A cafeína se distribui na maioria dos tecidos, atravessa a barreira hematoencefálica, a placenta e é excretada no leite materno. A ligação às proteínas é relativamente baixa (30 - 40%). A cafeína, especificamente, e as metilxantinas em geral, reduzem o fluxo sanguíneo hepático. Esta ação parece ser mediada pelo antagonismo da cafeína sobre a ação vasodilatadora da artéria hepática e veia porta produzida pela adrenalina. A redução da circulação hepática induzida pela cafeína serviria para reduzir o clearance metabólico ou as substâncias que possuem eliminação primária através do fígado. A cafeína e as metilxantinas aumentam o fluxo da microcirculação da mucosa gástrica, uma ação secundária dos seus efeitos sobre o AMP-cíclico. Nas alças jejunais e ileais, a cafeína pode aumentar a absorção das drogas devido a um aparente aumento no fluxo sanguíneo mesentérico.

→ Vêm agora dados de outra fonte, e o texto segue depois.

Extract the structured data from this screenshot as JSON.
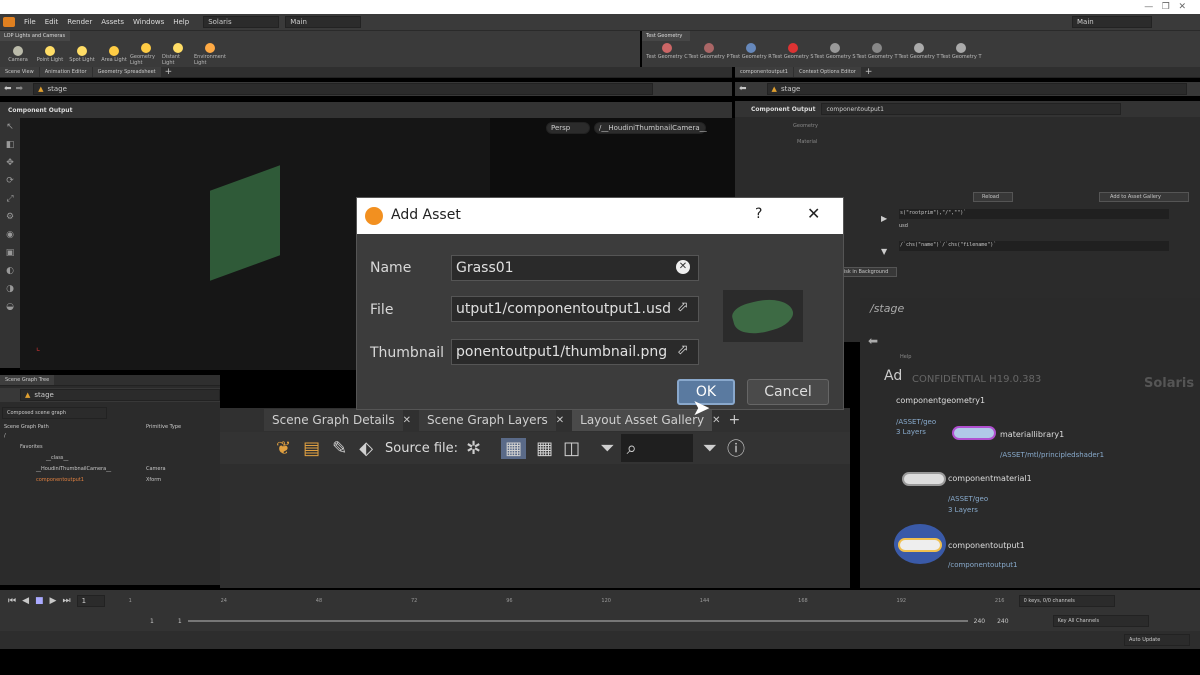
{
  "menu": [
    "File",
    "Edit",
    "Render",
    "Assets",
    "Windows",
    "Help"
  ],
  "desktop": {
    "value": "Solaris",
    "context": "Main",
    "right_context": "Main"
  },
  "shelf_left": {
    "tab": "LOP Lights and Cameras",
    "tools": [
      "Camera",
      "Point Light",
      "Spot Light",
      "Area Light",
      "Geometry Light",
      "Distant Light",
      "Environment Light"
    ]
  },
  "shelf_right": {
    "tab": "Test Geometry",
    "tools": [
      "Test Geometry C",
      "Test Geometry P",
      "Test Geometry R",
      "Test Geometry S",
      "Test Geometry S",
      "Test Geometry T",
      "Test Geometry T",
      "Test Geometry T"
    ]
  },
  "left_tabs": [
    "Scene View",
    "Animation Editor",
    "Geometry Spreadsheet"
  ],
  "right_tabs": [
    "componentoutput1",
    "Context Options Editor"
  ],
  "stage_path": "stage",
  "viewport": {
    "title": "Component Output",
    "persp": "Persp",
    "camera": "/__HoudiniThumbnailCamera__"
  },
  "params": {
    "node_type": "Component Output",
    "node_name": "componentoutput1",
    "labels": [
      "Geometry",
      "Material"
    ],
    "buttons": [
      "Disk in Background",
      "Reload",
      "Add to Asset Gallery"
    ],
    "expr1": "s(\"rootprim\"),\"/\",\"\")`",
    "usd": "usd",
    "expr2": "/`chs(\"name\")`/`chs(\"filename\")`"
  },
  "network": {
    "path": "/stage",
    "watermark": "CONFIDENTIAL H19.0.383",
    "context": "Solaris",
    "help": "Help",
    "nodes": [
      {
        "name": "componentgeometry1",
        "sub": "/ASSET/geo",
        "sub2": "3 Layers"
      },
      {
        "name": "materiallibrary1",
        "sub": "/ASSET/mtl/principledshader1"
      },
      {
        "name": "componentmaterial1",
        "sub": "/ASSET/geo",
        "sub2": "3 Layers"
      },
      {
        "name": "componentoutput1",
        "sub": "/componentoutput1"
      }
    ]
  },
  "scene_graph": {
    "tab": "Scene Graph Tree",
    "path": "stage",
    "mode": "Composed scene graph",
    "col1": "Scene Graph Path",
    "col2": "Primitive Type",
    "rows": [
      {
        "name": "/",
        "type": ""
      },
      {
        "name": "Favorites",
        "type": ""
      },
      {
        "name": "__class__",
        "type": ""
      },
      {
        "name": "__HoudiniThumbnailCamera__",
        "type": "Camera"
      },
      {
        "name": "componentoutput1",
        "type": "Xform"
      }
    ]
  },
  "gallery": {
    "tabs": [
      "Scene Graph Details",
      "Scene Graph Layers",
      "Layout Asset Gallery"
    ],
    "source_label": "Source file:"
  },
  "dialog": {
    "title": "Add Asset",
    "help": "?",
    "name_label": "Name",
    "name_value": "Grass01",
    "file_label": "File",
    "file_value": "utput1/componentoutput1.usd",
    "thumb_label": "Thumbnail",
    "thumb_value": "ponentoutput1/thumbnail.png",
    "ok": "OK",
    "cancel": "Cancel"
  },
  "timeline": {
    "frame": "1",
    "start": "1",
    "start2": "1",
    "end": "240",
    "end2": "240",
    "ticks": [
      "1",
      "24",
      "48",
      "72",
      "96",
      "120",
      "144",
      "168",
      "192",
      "216"
    ],
    "keys": "0 keys, 0/0 channels",
    "key_all": "Key All Channels",
    "auto": "Auto Update"
  },
  "colors": {
    "accent": "#f0a020",
    "ok_bg": "#5a7aa0",
    "node_purple": "#b050d0",
    "node_blue": "#4a70c0"
  }
}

A cafeína é metabolizada quase completamente no fígado em seus principais metabólitos dimetilxantinas paraxantina, teobromina e teofilina. A principal enzima envolvida na biotransformação da cafeína é a CYP 1A2, responsável por mais de 95% da depuração da cafeína.
A meia-vida de eliminação é relativamente variável (2 - 12 horas). A cafeína e seus metabólitos (derivados da xantina e do ácido úrico) são excretados principalmente por via renal (86% da dose em 48 horas). Apenas 0,5% a 2% da cafeína ingerida administrada é excretada não transformada na urina.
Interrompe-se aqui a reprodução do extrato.